Sobre as pesquisas, o que posso dizer é que esta se fez naturalmente; infelizmente temos nas escolas de pouquíssimo a nada a respeito das múltiplas culturas do continente africano. Fala-se tanto que a África é o berço da humanidade, mas o que impera são sempre, sempre os imaginários europeus. Temos filme do Thor, mas não temos filme de Xangô. Tem Fúria de Titãs, mas não tem Fúria de Omakishis. Temos gibis e jogos com super-heróis brancos e europeus e norte-americanos, mas apenas um ou outro afro-americano, e nenhum africano, jamais. É preciso, é necessário, resgatar os imaginários do continente ancestral; por meio de leituras diversas, por meio de vivências, por meio do autoconhecimento, somos capazes de convocar os sonhos dos antepassados e torna-los realidade.

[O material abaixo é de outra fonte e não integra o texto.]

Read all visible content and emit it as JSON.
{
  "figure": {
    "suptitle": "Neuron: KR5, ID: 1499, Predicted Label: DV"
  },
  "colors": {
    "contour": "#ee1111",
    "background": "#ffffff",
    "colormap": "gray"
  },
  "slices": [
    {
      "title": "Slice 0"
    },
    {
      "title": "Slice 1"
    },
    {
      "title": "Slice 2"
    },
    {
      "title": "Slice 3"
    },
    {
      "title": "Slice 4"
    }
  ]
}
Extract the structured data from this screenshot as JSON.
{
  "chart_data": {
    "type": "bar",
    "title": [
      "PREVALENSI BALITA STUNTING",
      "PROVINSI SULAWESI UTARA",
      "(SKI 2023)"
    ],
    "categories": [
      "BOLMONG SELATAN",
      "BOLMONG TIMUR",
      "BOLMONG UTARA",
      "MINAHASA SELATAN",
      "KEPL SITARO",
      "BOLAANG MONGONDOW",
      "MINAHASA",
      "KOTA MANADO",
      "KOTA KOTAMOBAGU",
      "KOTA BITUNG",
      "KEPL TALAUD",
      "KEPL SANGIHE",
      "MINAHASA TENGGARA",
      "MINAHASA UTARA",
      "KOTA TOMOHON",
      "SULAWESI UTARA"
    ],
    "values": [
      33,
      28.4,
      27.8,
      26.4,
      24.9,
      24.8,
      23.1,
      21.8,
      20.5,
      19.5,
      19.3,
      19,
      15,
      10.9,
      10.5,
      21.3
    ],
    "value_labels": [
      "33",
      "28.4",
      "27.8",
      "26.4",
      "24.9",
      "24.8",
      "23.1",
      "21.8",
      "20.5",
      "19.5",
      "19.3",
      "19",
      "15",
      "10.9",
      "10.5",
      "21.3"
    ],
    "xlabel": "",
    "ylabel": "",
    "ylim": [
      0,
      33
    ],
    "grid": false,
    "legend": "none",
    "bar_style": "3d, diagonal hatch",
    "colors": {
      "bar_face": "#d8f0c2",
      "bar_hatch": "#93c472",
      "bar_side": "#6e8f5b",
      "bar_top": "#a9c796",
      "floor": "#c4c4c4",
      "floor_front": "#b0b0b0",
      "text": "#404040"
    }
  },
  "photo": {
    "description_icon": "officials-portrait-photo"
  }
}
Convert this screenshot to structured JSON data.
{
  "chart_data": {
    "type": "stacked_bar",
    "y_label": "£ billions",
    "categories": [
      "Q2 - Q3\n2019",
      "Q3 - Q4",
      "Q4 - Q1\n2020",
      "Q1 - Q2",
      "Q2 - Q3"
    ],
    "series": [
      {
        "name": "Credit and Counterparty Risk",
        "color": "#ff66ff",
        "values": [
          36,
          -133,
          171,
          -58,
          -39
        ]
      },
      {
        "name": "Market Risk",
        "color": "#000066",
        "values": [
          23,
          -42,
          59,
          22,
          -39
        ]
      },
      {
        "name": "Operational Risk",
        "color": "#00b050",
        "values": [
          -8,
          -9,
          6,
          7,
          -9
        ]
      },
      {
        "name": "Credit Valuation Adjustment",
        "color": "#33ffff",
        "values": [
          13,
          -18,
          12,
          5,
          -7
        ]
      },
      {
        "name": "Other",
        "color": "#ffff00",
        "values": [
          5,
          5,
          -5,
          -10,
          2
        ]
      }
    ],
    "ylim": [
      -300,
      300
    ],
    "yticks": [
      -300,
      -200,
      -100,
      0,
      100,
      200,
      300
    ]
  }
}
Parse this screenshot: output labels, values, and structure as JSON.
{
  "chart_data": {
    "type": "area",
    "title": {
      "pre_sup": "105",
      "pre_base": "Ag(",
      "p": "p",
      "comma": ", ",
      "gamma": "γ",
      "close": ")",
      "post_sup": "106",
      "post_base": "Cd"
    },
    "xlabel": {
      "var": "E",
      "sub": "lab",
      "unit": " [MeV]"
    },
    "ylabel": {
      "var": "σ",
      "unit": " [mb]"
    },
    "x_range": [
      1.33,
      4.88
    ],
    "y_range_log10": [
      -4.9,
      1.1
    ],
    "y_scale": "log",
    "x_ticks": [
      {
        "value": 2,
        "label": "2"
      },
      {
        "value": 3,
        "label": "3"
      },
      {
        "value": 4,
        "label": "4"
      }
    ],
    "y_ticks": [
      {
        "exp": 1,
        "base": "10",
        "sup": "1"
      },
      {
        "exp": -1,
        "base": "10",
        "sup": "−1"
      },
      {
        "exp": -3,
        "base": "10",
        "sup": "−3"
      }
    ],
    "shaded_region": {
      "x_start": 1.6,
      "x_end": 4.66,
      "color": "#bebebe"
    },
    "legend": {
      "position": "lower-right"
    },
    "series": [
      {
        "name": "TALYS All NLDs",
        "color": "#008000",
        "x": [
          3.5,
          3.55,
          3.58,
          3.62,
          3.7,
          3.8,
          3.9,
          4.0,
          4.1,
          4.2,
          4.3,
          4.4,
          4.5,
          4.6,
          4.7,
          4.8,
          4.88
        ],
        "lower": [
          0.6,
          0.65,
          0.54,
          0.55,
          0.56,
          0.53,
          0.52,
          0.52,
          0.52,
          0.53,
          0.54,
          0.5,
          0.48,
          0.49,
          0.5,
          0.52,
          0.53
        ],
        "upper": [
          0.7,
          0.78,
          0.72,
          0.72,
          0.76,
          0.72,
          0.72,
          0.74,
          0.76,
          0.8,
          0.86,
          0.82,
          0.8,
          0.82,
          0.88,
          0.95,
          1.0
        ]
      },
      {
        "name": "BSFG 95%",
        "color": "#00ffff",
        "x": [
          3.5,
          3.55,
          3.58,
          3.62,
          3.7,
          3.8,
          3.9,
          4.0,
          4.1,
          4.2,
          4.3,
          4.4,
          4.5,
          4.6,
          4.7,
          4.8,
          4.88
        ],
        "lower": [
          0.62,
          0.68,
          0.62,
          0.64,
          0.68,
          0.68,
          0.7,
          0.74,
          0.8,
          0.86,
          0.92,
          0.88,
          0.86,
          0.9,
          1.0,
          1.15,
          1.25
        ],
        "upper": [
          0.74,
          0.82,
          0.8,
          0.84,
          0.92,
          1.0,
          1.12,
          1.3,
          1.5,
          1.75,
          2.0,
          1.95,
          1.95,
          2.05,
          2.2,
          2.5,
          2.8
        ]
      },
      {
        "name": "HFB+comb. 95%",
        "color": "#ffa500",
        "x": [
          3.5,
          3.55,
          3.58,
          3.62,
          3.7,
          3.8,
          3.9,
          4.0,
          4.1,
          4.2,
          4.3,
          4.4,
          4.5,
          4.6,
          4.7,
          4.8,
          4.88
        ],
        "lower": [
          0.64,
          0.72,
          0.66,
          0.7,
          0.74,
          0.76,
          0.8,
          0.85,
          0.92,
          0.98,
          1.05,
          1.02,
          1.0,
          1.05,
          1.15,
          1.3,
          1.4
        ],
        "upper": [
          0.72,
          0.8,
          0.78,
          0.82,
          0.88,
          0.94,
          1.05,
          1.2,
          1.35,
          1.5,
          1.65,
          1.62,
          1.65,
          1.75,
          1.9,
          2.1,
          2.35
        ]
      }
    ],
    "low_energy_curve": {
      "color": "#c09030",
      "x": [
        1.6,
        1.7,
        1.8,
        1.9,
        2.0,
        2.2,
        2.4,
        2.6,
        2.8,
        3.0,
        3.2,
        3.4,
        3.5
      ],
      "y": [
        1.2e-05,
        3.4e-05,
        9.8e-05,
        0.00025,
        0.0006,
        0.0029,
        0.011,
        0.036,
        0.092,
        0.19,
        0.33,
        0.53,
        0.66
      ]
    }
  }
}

A reflexão sociológica, mesmo sendo em um universo fantástico, bem como o resgate de lendas e mitos proporcionam um diálogo atual com as questões sociais e políticas?
Não tive essa pretensão, mas o mito tem. Sempre tem. Não invoquei propositalmente os diálogos e problemáticas para questões atuais de gênero, sexualidade, raça nem nada disso, porém o escritor não controla a história: o mito possui vida própria. O escritor não passa de um canal, um instrumento para tornar a história realidade. E, sendo o escritor um ser humano, invoca inconscientemente diversas questões que o afligem e que lhe dizem respeito, quer queira ou não. E é por isso que essa série de livros provavelmente continuará a invocar reflexões sociológicas de toda espécie por meio da ficção.
O livro foca na situação de escravidão dos personagens. A sua posição como autor é de denúncia dos dramas proporcionados pelos protagonistas, assim como uma reflexão das atitudes desumanas da sociedade periférica do mundo?
A resposta para esta pergunta ainda consta acima. Como eu disse, conscientemente não tenho a pretensão de denunciar nada, apenas escrever a melhor história que me for possível no momento – as reflexões e conclusões eu deixo para os leitores. A continuação de Ritos de Passagem sai ainda este ano, de forma que poderemos todos alcançar novas conclusões e novos entendimentos em breve. Minha única pretensão com esta série de livros é causar emoções e sensações diversas nos leitores, tal como todas as leituras e vivências que tive e tenho ao longo desta vida me afetam e me tocam, para o bem ou para o mal. E que essas reflexões possam nos ajudar a nos aprimorar cada vez mais.
Entrevista: Jorge Filholini e Vinicius de Andrade.